Aclaro: este texto no es un manifiesto desde la cima de una coherencia inquebrantable. Es una confesión escrita con música que me gusta de fondo, entre notificaciones y algoritmos que me conocen mejor que algunos que se dicen amigos. Pero si algo me sostiene, es la idea de que aún hay espacio para el deber ser, incluso si lo habitamos de forma imperfecta.
Pienso, por ejemplo, en la urgencia de educar en la sospecha. No en el sentido tecnocrático de enseñar a usar herramientas digitales, sino en el arte más profundo de la desconfianza crítica.
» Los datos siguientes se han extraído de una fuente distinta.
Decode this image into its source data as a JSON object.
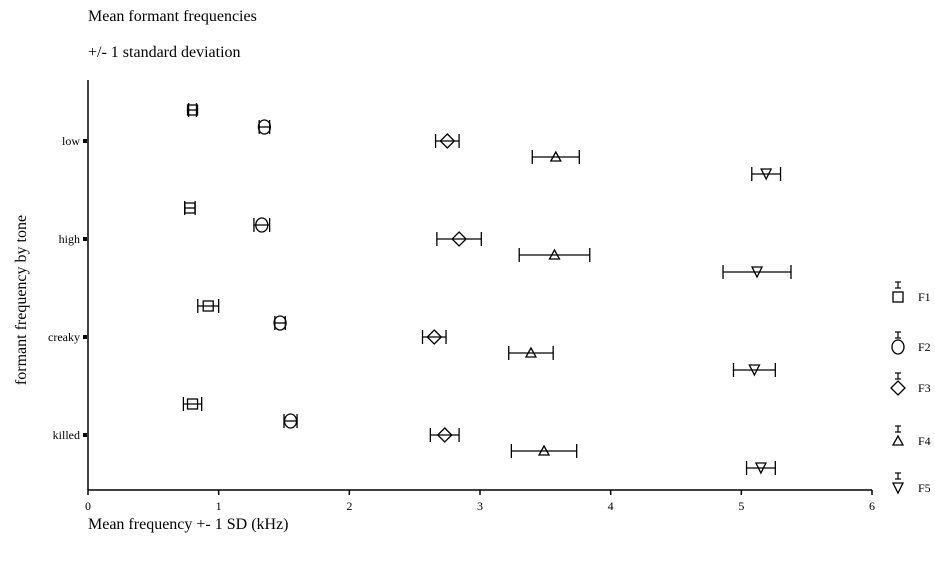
{
  "chart_data": {
    "type": "scatter",
    "title": "Mean formant frequencies",
    "subtitle": "+/- 1 standard deviation",
    "xlabel": "Mean frequency +- 1 SD (kHz)",
    "ylabel": "formant frequency by tone",
    "xlim": [
      0,
      6
    ],
    "x_ticks": [
      "0",
      "1",
      "2",
      "3",
      "4",
      "5",
      "6"
    ],
    "categories": [
      "low",
      "high",
      "creaky",
      "killed"
    ],
    "legend_position": "right",
    "series": [
      {
        "name": "F1",
        "marker": "square",
        "points": [
          {
            "category": "low",
            "mean": 0.8,
            "sd": 0.03
          },
          {
            "category": "high",
            "mean": 0.78,
            "sd": 0.04
          },
          {
            "category": "creaky",
            "mean": 0.92,
            "sd": 0.08
          },
          {
            "category": "killed",
            "mean": 0.8,
            "sd": 0.07
          }
        ]
      },
      {
        "name": "F2",
        "marker": "circle",
        "points": [
          {
            "category": "low",
            "mean": 1.35,
            "sd": 0.04
          },
          {
            "category": "high",
            "mean": 1.33,
            "sd": 0.06
          },
          {
            "category": "creaky",
            "mean": 1.47,
            "sd": 0.04
          },
          {
            "category": "killed",
            "mean": 1.55,
            "sd": 0.05
          }
        ]
      },
      {
        "name": "F3",
        "marker": "diamond",
        "points": [
          {
            "category": "low",
            "mean": 2.75,
            "sd": 0.09
          },
          {
            "category": "high",
            "mean": 2.84,
            "sd": 0.17
          },
          {
            "category": "creaky",
            "mean": 2.65,
            "sd": 0.09
          },
          {
            "category": "killed",
            "mean": 2.73,
            "sd": 0.11
          }
        ]
      },
      {
        "name": "F4",
        "marker": "triangle-up",
        "points": [
          {
            "category": "low",
            "mean": 3.58,
            "sd": 0.18
          },
          {
            "category": "high",
            "mean": 3.57,
            "sd": 0.27
          },
          {
            "category": "creaky",
            "mean": 3.39,
            "sd": 0.17
          },
          {
            "category": "killed",
            "mean": 3.49,
            "sd": 0.25
          }
        ]
      },
      {
        "name": "F5",
        "marker": "triangle-down",
        "points": [
          {
            "category": "low",
            "mean": 5.19,
            "sd": 0.11
          },
          {
            "category": "high",
            "mean": 5.12,
            "sd": 0.26
          },
          {
            "category": "creaky",
            "mean": 5.1,
            "sd": 0.16
          },
          {
            "category": "killed",
            "mean": 5.15,
            "sd": 0.11
          }
        ]
      }
    ]
  }
}
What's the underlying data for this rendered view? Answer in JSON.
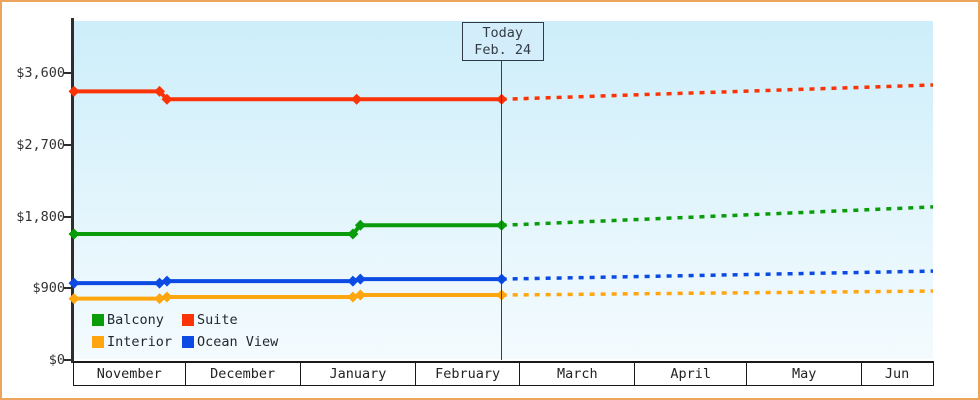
{
  "page": {
    "background": "#ffffff",
    "border_color": "#eba55c"
  },
  "chart_data": {
    "type": "line",
    "title": "",
    "description": "Cruise cabin price history by category; solid lines are observed prices, dotted lines are projected prices after today",
    "plot": {
      "bg_gradient_top": "#cdeefa",
      "bg_gradient_bottom": "#f4fbfe",
      "axis_color": "#2d2d2d",
      "label_color": "#333333",
      "grid": "off",
      "legend_position": "bottom-left"
    },
    "y_axis": {
      "tick_values": [
        0,
        900,
        1800,
        2700,
        3600
      ],
      "tick_labels": [
        "$0",
        "$900",
        "$1,800",
        "$2,700",
        "$3,600"
      ],
      "top_value": 4250
    },
    "x_axis": {
      "month_labels": [
        "November",
        "December",
        "January",
        "February",
        "March",
        "April",
        "May",
        "Jun"
      ],
      "month_days": [
        30,
        31,
        31,
        28,
        31,
        30,
        31,
        19
      ],
      "border_color": "#1a1a1a"
    },
    "today": {
      "line1": "Today",
      "line2": "Feb. 24",
      "day": 115,
      "line_color": "#36404a",
      "box_fill": "#d3eefa",
      "box_border": "#2f3a44"
    },
    "series": [
      {
        "name": "Suite",
        "color": "#fb3408",
        "solid_points_day_price": [
          [
            0,
            3370
          ],
          [
            23,
            3370
          ],
          [
            25,
            3270
          ],
          [
            76,
            3270
          ],
          [
            115,
            3270
          ]
        ],
        "projected_points_day_price": [
          [
            115,
            3270
          ],
          [
            231,
            3450
          ]
        ]
      },
      {
        "name": "Balcony",
        "color": "#0a9c0a",
        "solid_points_day_price": [
          [
            0,
            1580
          ],
          [
            75,
            1580
          ],
          [
            77,
            1690
          ],
          [
            115,
            1690
          ]
        ],
        "projected_points_day_price": [
          [
            115,
            1690
          ],
          [
            231,
            1920
          ]
        ]
      },
      {
        "name": "Ocean View",
        "color": "#0b4be4",
        "solid_points_day_price": [
          [
            0,
            965
          ],
          [
            23,
            965
          ],
          [
            25,
            990
          ],
          [
            75,
            990
          ],
          [
            77,
            1015
          ],
          [
            115,
            1015
          ]
        ],
        "projected_points_day_price": [
          [
            115,
            1015
          ],
          [
            231,
            1115
          ]
        ]
      },
      {
        "name": "Interior",
        "color": "#ffa60f",
        "solid_points_day_price": [
          [
            0,
            770
          ],
          [
            23,
            770
          ],
          [
            25,
            790
          ],
          [
            75,
            790
          ],
          [
            77,
            815
          ],
          [
            115,
            815
          ]
        ],
        "projected_points_day_price": [
          [
            115,
            815
          ],
          [
            231,
            865
          ]
        ]
      }
    ],
    "legend": [
      {
        "label": "Balcony",
        "color": "#0a9c0a"
      },
      {
        "label": "Suite",
        "color": "#fb3408"
      },
      {
        "label": "Interior",
        "color": "#ffa60f"
      },
      {
        "label": "Ocean View",
        "color": "#0b4be4"
      }
    ]
  }
}
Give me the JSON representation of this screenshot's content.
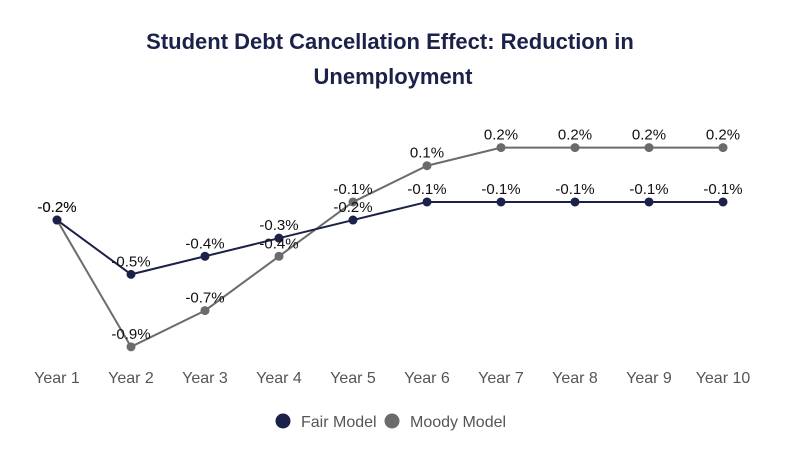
{
  "chart_data": {
    "type": "line",
    "title_lines": [
      "Student Debt Cancellation Effect: Reduction in",
      "Unemployment"
    ],
    "categories": [
      "Year 1",
      "Year 2",
      "Year 3",
      "Year 4",
      "Year 5",
      "Year 6",
      "Year 7",
      "Year 8",
      "Year 9",
      "Year 10"
    ],
    "ylim": [
      -1.0,
      0.3
    ],
    "grid": false,
    "legend_position": "bottom-center",
    "series": [
      {
        "name": "Fair Model",
        "color": "#1b2148",
        "values": [
          -0.2,
          -0.5,
          -0.4,
          -0.3,
          -0.2,
          -0.1,
          -0.1,
          -0.1,
          -0.1,
          -0.1
        ],
        "labels": [
          "-0.2%",
          "-0.5%",
          "-0.4%",
          "-0.3%",
          "-0.2%",
          "-0.1%",
          "-0.1%",
          "-0.1%",
          "-0.1%",
          "-0.1%"
        ]
      },
      {
        "name": "Moody Model",
        "color": "#6b6b6b",
        "values": [
          -0.2,
          -0.9,
          -0.7,
          -0.4,
          -0.1,
          0.1,
          0.2,
          0.2,
          0.2,
          0.2
        ],
        "labels": [
          "-0.2%",
          "-0.9%",
          "-0.7%",
          "-0.4%",
          "-0.1%",
          "0.1%",
          "0.2%",
          "0.2%",
          "0.2%",
          "0.2%"
        ]
      }
    ],
    "title_color": "#1b2148"
  }
}
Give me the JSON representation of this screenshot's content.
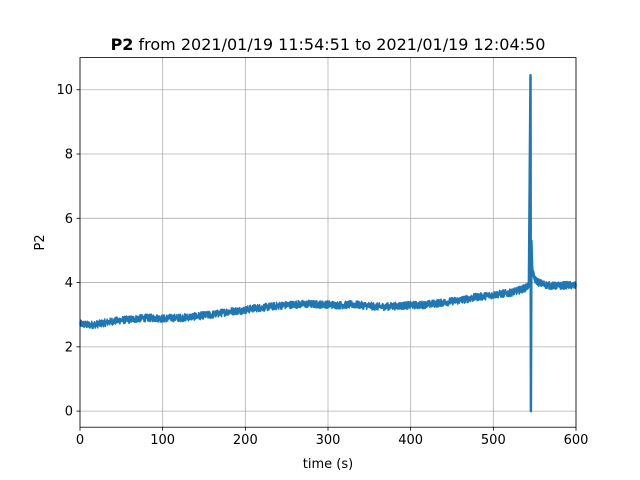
{
  "chart_data": {
    "type": "line",
    "title_bold": "P2",
    "title_rest": " from 2021/01/19 11:54:51 to 2021/01/19 12:04:50",
    "xlabel": "time (s)",
    "ylabel": "P2",
    "xlim": [
      0,
      600
    ],
    "ylim": [
      -0.5,
      11.0
    ],
    "xticks": [
      0,
      100,
      200,
      300,
      400,
      500,
      600
    ],
    "yticks": [
      0,
      2,
      4,
      6,
      8,
      10
    ],
    "grid": true,
    "legend": "none",
    "color": "#1f77b4",
    "series": [
      {
        "x": [
          0,
          10,
          20,
          30,
          40,
          50,
          60,
          70,
          80,
          90,
          100,
          110,
          120,
          130,
          140,
          150,
          160,
          170,
          180,
          190,
          200,
          210,
          220,
          230,
          240,
          250,
          260,
          270,
          280,
          290,
          300,
          310,
          320,
          330,
          340,
          350,
          360,
          370,
          380,
          390,
          400,
          410,
          420,
          430,
          440,
          450,
          460,
          470,
          480,
          490,
          500,
          510,
          520,
          530,
          540,
          543,
          545,
          545.5,
          546,
          547,
          550,
          555,
          560,
          570,
          580,
          590,
          600
        ],
        "y": [
          2.72,
          2.68,
          2.7,
          2.75,
          2.8,
          2.83,
          2.85,
          2.88,
          2.9,
          2.9,
          2.88,
          2.9,
          2.9,
          2.92,
          2.95,
          2.98,
          3.0,
          3.05,
          3.1,
          3.12,
          3.15,
          3.2,
          3.22,
          3.25,
          3.28,
          3.3,
          3.32,
          3.33,
          3.33,
          3.32,
          3.32,
          3.3,
          3.3,
          3.32,
          3.3,
          3.27,
          3.25,
          3.25,
          3.27,
          3.28,
          3.3,
          3.3,
          3.32,
          3.35,
          3.38,
          3.42,
          3.45,
          3.5,
          3.55,
          3.58,
          3.62,
          3.65,
          3.68,
          3.75,
          3.85,
          3.95,
          10.45,
          0.0,
          5.3,
          4.4,
          4.1,
          4.0,
          3.95,
          3.9,
          3.9,
          3.92,
          3.9
        ],
        "noise": 0.1
      }
    ]
  }
}
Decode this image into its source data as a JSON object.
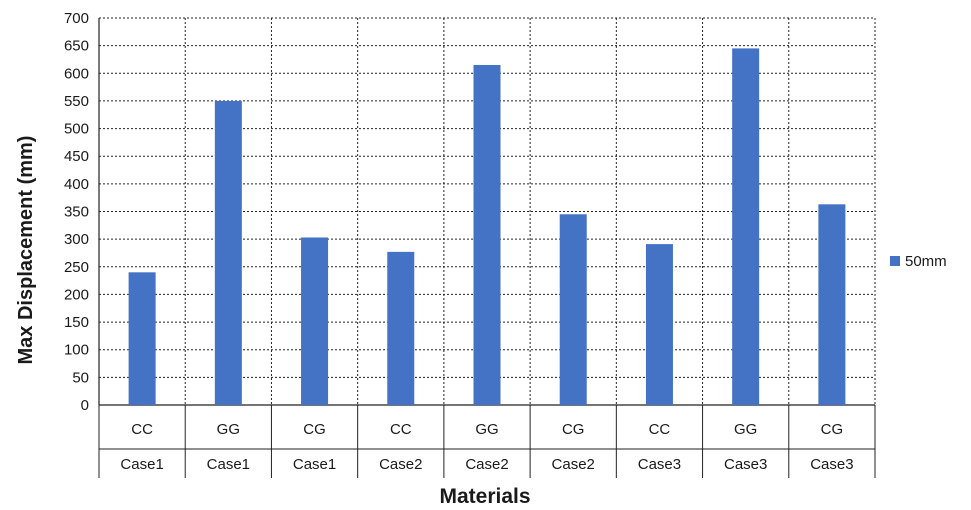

Enseñar a los más jóvenes —y recordárnoslo a nosotros mismos— que toda imagen lleva una intención, que todo sonido tiene dueño, que el entretenimiento también forma ideología. Que detrás de cada “me gusta” puede haber una rendición inconsciente al poder.
A la par, me parece vital rescatar lo pequeño, lo cercano. Hacer comunidad en los márgenes. Escuchar bandas que no suenan en las plataformas, leer libros que nadie recomienda, apoyar galerías que no buscan influencers sino preguntas incómodas. Ir donde no nos dice el algoritmo que vayamos. Hacer del acto cultural algo colectivo, no como resistencia romántica, sino como una forma honesta de cuidar lo poco que no ha sido tragado.
También, volver al cuerpo. Al encuentro real, al arte que se comparte sin Wi-Fi. Reunirse en un cuarto con otras personas para ver una película sin pausa, discutir un libro sin emojis, escuchar música sin distraerse con otras pantallas. Lo real exige más, pero también da más. El universo saturado de imágenes anestesiadas y, mejor, el roce de lo físico puede ser revolucionario.
Y sí, reivindicar el silencio. Leer lentamente. Escuchar un álbum completo. Sentarse sin producir, sin compartir, sin capitalizar. Dejar que algo nos atraviese sin la necesidad de postearlo (a veces lo hago). Hay una forma de libertad en ese desenganche que, aunque breve, puede afilar nuestra sensibilidad dormida.
Por último, asumir la contradicción. No hay que fingir una pureza imposible. No se trata de exiliarse del mundo, sino de habitarlo con lucidez. De saber que el sistema nos contamina, pero también nos ofrece grietas por donde respirar. Porque reconocer nuestras propias rendiciones no nos invalida: nos humaniza. Y quizás desde ahí, desde esa honestidad cruda, pueda emerger una forma más humilde pero más potente de resistencia cultural.